3. Pay close attention to any product used as a foliar spray, as this process may deposit metals directly on leaves, flower tissue or at bud sites. Guanos, manures and bone-derived products can all contain relatively high amounts of heavy metals due to biomagnification. Kelp and other seaweed-based fertilizers have been shown to have particularly high levels of heavy metals.
4. Test amendments. Amendments, particularly those made from concentrated plant material such as yucca extract or herbal products, can also contain surprising amounts of heavy metals. Have an independent lab test these products to avoid flower testing failures.
5. Avoid overapplication. Use leaf-tissue nutrient testing to determine if your plants need additional nutrients to avoid adding unnecessary fertilizers and, consequently, more heavy metals. Test all fertilizers, amendments and pesticides in your production regime to determine which products are the greatest offenders.
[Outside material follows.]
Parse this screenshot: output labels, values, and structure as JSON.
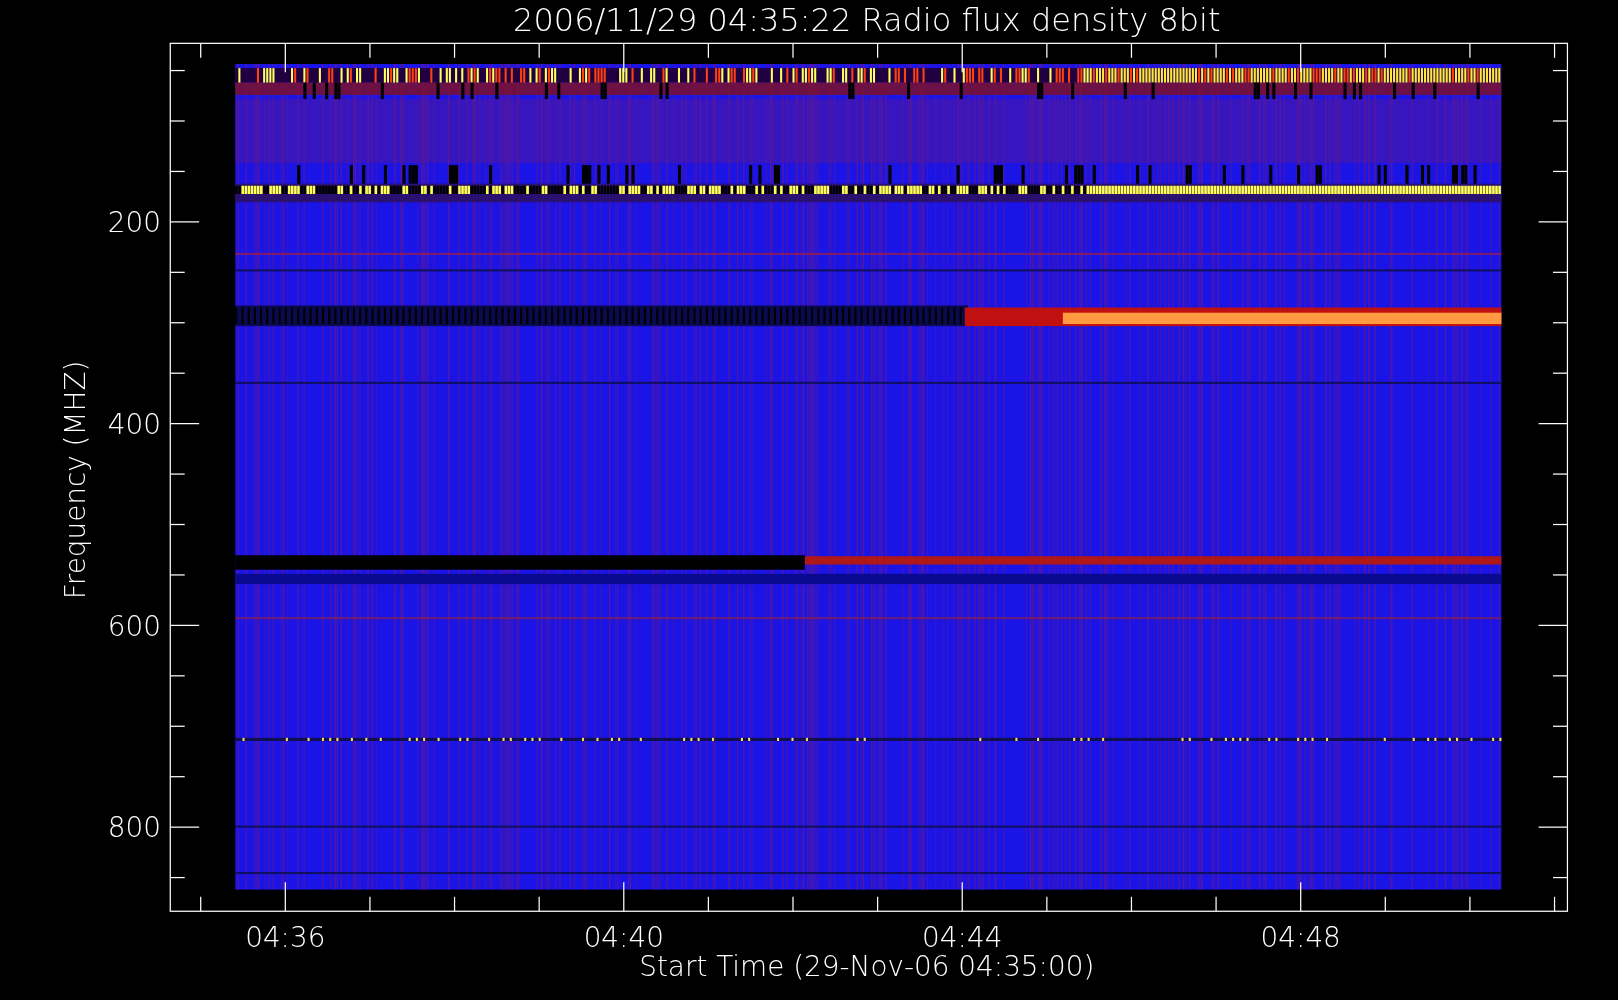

6. Monitor metal content in field and potting soils regularly. The heavy metal content of field soils can vary around different areas of the farm. When using potting soils, each batch can vary based on how fertilizers and composts are mixed. Conduct frequent heavy metal tests on soils to establish a baseline and notice hotspots or variations. Keeping open communication with your potting soil maker is key. Request suppliers notify you of input changes, either in how ingredients are sourced or in concentration levels.
7. Test water sources for heavy metals. Both well water and plumbing can be possible contamination sources.
8. Test leaves of imported material. Cannabis clones can contain elevated levels of heavy metals if taken from contaminated mother plants. Leaf-test mother and other vegetative plants for heavy metal content to gauge contamination levels before flowering material out, but keep in mind that leaf tissue concentrations are generally higher than flower tissue. If the tissue tests high, those plants can be grown out and re-cloned until the levels have lowered enough to make safe mother plants. (Cannabis root and leaf material can contain excessive levels of bioaccumulated heavy metals, which is why composting these materials should be avoided or monitored closely.)
9. Introduce new products one at a time so you can trace back if flower tests high.
10. Keep a detailed data log of heavy metal content of soil batches, inputs and flower tests. Keep in mind that each cultivar may uptake heavy metals at different rates. At Galenas, we’ve noticed excessively nutrient-hungry cultivars are often the ones that also cross the threshold for heavy metal contamination, and some may not be appropriate for production (more research is needed to determine whether there is indeed a correlation between nutrient needs and heavy metal uptake ability). Choosing a soil that tests low for heavy metals is an important place to start.
With proper analysis, record-keeping and elimination of high-risk inputs and cultivars, passing heavy metal testing can be consistently accomplished when growing in soil.